At the top of the song, a casually unfurled drum bill leads to delicate, tremolo-heavy guitar twang over a gently swaggering bass line and laid-back drums before lead vocalist Julia Steiner sings a single note at 59 seconds in. These folks are in no hurry and let the music take them – and you – where it may. What’s the rush, anyway, when you’ve got a groove this soothing and inviting? And as for that voice – if there’s a more wistful, melancholy-yet-hopeful singer out there, I’m all ears. At 1:26, Ratboys ups the intensity ever so slightly before reigning in mere moments later. Some grittier, distorted guitar joins the picture here and there and, by the time we reach the 2:07 point we’re at… a chorus? Let’s see. No rush. What follows is a slithery, slowly unfurling guitar lead that’s all undulating transitions and subtle dissonance. Dave Sagan (guitar) is taking his time with this and the end results are immediately rewarding and long-lasting. Those eagerly awaiting the return of the guitar solo courtesy of some metal shredders would be better served turning their attention to Chicago and the musical stylings of Ratboys. By my count, this guitar showcase is over four minutes long, ladies and gentlemen – and it at no point comes across as meandering wankery. This is well-constructed, thoughtful – and most importantly *musical* – guitar showmanship that really makes a statement in today’s context. 

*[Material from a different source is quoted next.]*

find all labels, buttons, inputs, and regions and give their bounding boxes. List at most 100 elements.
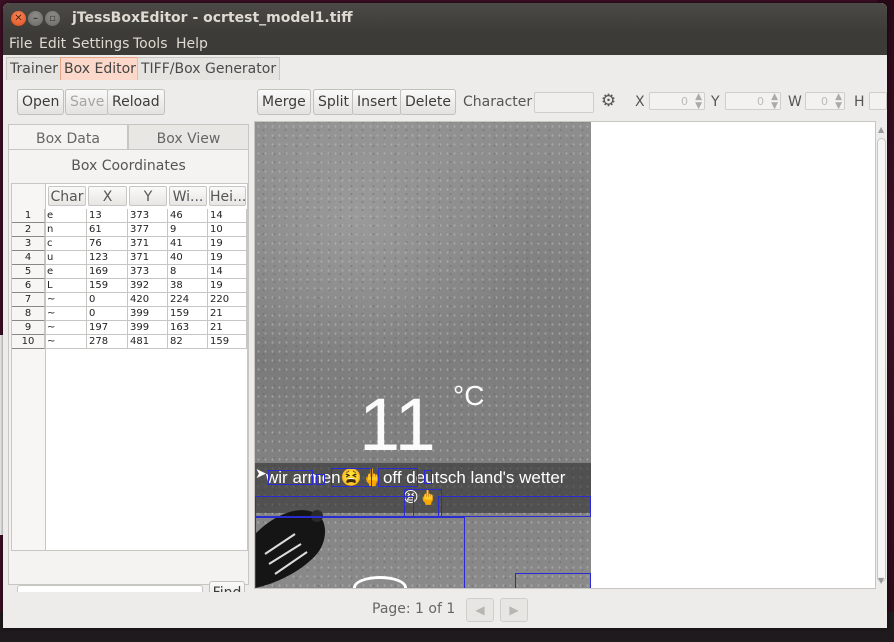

Which isn’t to say “Black Earth, WI” is merely a showcase for astonishing fretwork. While Sagan is putting on his master class, the rest of the group – Steiner (guitar, vocals), Sean Neumann (bass, vocals), and Marcus Nuccio (drums) – are on fire, themselves, with plenty of clever, cerebral interplay and clever application of harmony and counterpoint. When the final note of the solo decays into the reverb/delay/feedback ether around 6:50, we’re treated to a return of Steiner’s vocals leading us down a path that includes weirdly-treated, low-in-the-mix background vocals and hypnotic guitars until, at 8:34, everything just… stops.

This nearly nine-minute(!) cut is a zany, pumping shapeshifter with bold, biting volume contrasted with quiet introspection. Gauzy, gallows imagery and jangly single-coil guitars ride above twisting rhythms and at-times surprisingly busy bass lines making for an untouchable assemblage of sonic and lyrical components that land like the warm aftershock of deep turmoil (or is it joy?). What “Black Earth, WI” *is* is for the band to know and the listener to decide – like all the best music. And what group in today’s climate has the confidence and patience to allow the natural flow of their own music to dictate song-length like this? These four, certainly.

Steiner observes, “We wanted to achieve this ‘live band in a room sound.’ Specifically, that very open, almost ‘70s roomy vibe… Over the course of playing the tune, with no real deadline, just enjoying ourselves and figuring out the best arrangement in a very slow, natural, organic way with the band. We kind of settled into this groove and this like length, for the song.”

The strategy paid off – and then some. My advice? Do as Ratboys did and settle in, immerse yourself in the groove, and enjoy the ride.

Blame It On Whitman “Pack of Smokes,” I Fight Dragons “She’s Got Sorcery,” and Ratboys “Black Earth, WI” are Rock Band 4 DLC available now. All three can both be yours FREE to celebrate RB4’s birthday!

  • Blame It On Whitman – “Pack of Smokes”
  • I Fight Dragons – “She’s Got Sorcery”
  • Ratboys – “Black Earth, WI”

VIDEO: Rock Band 4 DLC Week of 10/6: Blame It On Whitman “Pack of Smokes,” I Fight Dragons “She’s Got Sorcery,” and Ratboys “Black Earth, WI”



*Please note that this week’s DLC tracks will be available for “purchase” (these three are free of charge!) on Friday, October 6th.